Today, the Stop the War! group is attempting to reinvigorate Madison’s activist soul. General student apathy, however, is tough to battle.
“There are very active people here on campus but also a whole lot of in-between,” Stop the War! member Steve Ringwood said. “For people who aren’t interested, it’s hard to convince them to pay attention.”
Contemporary activists have a few advantages these days; cell phones and photocopy machines make a modern movement a little easier.
While reminiscing with a fellow former activist recently, Soglin said technological advances could have helped the Vietnam protesters.
“As we were walking down State Street, my friend said, ‘Can you imagine what it would have been like with 15,000 of us demonstrating in the street if we had had cellular phones? We could have gone on for days, and they could never have gotten us,'” Soglin said.
Additionally, communication developments like the Internet and e-mail make information transmission much smoother. Soglin and his fellow activists had to rely on old-fashioned publicity techniques.
“I can remember the bare light bulb in the basement with the mimeograph machine and trying to make sure that the stencil didn’t tear so we could get a leaflet out,” he said. “There was certainly no photocopying.”

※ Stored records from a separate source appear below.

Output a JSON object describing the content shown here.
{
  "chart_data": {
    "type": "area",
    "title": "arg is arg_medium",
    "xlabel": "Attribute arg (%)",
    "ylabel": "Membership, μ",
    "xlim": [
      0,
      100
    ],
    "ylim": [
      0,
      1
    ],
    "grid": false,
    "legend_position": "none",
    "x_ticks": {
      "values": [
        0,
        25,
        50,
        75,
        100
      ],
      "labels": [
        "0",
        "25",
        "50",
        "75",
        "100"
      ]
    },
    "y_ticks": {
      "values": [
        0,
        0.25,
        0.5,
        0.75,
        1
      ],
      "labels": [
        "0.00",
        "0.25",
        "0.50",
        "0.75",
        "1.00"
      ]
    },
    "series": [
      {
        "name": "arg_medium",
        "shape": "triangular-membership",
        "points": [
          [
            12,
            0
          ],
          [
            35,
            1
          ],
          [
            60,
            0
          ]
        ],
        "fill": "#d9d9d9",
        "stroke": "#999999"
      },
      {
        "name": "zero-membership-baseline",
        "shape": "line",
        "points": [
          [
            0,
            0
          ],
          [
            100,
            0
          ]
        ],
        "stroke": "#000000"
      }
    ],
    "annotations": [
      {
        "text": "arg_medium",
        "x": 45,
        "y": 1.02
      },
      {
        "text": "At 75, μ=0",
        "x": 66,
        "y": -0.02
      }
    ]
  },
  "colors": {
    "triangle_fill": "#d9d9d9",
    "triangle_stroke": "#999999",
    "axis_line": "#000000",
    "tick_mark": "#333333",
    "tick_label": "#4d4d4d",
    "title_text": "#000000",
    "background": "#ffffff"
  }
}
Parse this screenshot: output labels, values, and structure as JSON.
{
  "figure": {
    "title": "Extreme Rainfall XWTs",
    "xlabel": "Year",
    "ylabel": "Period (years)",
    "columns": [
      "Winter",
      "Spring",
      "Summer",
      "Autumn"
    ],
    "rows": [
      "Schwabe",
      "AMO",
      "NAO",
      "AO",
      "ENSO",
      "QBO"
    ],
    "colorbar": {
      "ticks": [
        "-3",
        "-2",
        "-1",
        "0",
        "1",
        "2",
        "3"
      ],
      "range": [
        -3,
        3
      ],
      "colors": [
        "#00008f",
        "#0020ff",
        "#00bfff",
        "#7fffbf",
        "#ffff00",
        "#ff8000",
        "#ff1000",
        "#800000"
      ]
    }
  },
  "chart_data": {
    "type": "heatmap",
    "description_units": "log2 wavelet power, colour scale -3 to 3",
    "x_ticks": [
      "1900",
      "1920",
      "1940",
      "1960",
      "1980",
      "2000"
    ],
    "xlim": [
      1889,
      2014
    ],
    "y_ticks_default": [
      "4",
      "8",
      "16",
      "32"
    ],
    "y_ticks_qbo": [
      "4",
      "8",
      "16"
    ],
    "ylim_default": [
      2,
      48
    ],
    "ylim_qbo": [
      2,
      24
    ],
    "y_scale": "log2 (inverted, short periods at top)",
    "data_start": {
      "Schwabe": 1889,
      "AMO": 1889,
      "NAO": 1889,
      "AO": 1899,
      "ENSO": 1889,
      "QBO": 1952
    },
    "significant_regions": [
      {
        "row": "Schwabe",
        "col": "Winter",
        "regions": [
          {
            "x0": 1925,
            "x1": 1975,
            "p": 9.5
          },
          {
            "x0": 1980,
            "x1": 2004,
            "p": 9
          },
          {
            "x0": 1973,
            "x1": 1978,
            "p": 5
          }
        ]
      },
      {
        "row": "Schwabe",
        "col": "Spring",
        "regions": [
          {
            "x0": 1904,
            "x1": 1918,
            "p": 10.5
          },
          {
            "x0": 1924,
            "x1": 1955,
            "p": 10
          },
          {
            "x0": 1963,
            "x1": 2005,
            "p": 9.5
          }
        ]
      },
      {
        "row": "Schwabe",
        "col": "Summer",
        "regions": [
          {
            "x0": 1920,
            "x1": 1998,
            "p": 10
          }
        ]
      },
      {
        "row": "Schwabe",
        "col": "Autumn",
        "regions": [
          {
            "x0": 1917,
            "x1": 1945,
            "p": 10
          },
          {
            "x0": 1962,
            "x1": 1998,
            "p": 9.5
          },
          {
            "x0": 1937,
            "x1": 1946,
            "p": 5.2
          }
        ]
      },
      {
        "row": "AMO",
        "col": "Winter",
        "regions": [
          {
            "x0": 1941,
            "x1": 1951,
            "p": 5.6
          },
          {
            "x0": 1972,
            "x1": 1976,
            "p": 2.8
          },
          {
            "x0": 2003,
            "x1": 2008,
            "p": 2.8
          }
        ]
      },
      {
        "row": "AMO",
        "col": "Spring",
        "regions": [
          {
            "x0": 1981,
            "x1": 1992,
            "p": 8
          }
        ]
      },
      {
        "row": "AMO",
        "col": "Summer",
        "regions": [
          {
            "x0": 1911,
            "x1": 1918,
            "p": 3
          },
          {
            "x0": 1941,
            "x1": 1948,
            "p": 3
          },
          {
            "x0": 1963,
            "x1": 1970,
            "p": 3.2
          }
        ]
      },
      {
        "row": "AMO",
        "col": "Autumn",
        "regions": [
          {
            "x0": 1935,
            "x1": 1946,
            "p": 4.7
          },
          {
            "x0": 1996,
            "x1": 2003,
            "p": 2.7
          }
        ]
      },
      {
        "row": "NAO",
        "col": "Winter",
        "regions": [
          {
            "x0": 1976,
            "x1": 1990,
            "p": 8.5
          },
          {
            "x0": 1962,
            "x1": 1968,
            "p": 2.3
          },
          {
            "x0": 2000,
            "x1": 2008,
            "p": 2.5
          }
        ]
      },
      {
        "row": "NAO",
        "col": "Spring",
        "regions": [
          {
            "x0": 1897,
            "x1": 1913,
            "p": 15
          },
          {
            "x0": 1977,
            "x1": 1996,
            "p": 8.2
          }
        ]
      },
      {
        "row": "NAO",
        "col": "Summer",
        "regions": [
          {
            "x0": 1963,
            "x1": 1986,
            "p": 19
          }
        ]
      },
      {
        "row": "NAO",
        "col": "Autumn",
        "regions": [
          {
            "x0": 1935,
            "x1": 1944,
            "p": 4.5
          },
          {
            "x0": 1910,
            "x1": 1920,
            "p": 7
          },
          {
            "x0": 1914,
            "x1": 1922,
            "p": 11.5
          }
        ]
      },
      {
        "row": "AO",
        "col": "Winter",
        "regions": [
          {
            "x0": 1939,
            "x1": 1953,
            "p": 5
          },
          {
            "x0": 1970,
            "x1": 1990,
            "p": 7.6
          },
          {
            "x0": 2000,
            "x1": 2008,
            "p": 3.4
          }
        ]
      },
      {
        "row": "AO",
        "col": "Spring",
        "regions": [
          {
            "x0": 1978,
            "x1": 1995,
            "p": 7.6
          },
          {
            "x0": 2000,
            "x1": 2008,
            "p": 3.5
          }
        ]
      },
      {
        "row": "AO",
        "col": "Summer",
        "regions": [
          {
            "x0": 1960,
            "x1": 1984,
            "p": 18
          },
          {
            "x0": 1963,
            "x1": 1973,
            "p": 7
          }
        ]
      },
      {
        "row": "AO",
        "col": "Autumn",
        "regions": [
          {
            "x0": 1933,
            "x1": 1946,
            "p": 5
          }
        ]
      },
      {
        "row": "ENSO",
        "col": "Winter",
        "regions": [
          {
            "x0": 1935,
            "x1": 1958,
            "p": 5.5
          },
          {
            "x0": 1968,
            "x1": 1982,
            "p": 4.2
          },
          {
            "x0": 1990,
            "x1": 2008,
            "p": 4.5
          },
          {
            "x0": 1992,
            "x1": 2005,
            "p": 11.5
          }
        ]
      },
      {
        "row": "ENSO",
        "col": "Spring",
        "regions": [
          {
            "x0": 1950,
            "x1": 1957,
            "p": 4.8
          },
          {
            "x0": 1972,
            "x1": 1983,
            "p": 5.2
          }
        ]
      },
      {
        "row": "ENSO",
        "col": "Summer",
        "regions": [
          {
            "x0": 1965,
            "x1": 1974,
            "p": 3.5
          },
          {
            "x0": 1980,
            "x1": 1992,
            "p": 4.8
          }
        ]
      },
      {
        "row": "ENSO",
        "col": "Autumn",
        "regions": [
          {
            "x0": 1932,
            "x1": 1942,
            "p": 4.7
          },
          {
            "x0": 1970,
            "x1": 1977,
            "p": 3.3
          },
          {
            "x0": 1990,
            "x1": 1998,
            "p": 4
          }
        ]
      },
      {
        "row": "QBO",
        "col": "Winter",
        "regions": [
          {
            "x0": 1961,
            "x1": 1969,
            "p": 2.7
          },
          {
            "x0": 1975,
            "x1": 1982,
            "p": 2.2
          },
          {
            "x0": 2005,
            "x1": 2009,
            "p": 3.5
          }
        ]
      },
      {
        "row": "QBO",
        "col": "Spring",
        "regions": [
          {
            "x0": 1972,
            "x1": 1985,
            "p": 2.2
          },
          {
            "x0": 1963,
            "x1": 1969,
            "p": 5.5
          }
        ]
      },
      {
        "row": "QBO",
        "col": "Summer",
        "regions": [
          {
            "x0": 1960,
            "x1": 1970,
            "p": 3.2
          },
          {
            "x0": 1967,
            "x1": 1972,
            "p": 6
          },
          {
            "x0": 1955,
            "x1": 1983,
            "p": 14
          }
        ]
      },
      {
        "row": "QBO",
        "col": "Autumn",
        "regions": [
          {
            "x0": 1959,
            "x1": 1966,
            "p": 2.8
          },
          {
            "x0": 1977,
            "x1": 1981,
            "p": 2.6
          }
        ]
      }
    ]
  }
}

Although the technology and the enemy have changed, Soglin said, the students have stayed the same. Moreover, some feel the early stages of the Iraq conflict are eerily similar to Vietnam beginnings.
“Iraq smells and sounds and looks like Vietnam in a very troubling way,” Soglin said. “The justification for going in and taking action is very suspect and unconvincing. We’re hearing the same things we heard in Vietnam, which is, ‘it’s secret, you don’t need to know, but don’t worry, we have the secret evidence.'”
While history may be imitating itself, Stop the War! member and UW senior Neil Loehlein said the new antiwar movement can avoid becoming a carbon copy of UW’s Vietnam activism.
“We can learn from some of the mistakes of the Vietnam movement, but this isn’t the Vietnam movement,” he said. “With every new event, we need to figure out fresh responses. We’re not trying to live out another cycle of it.”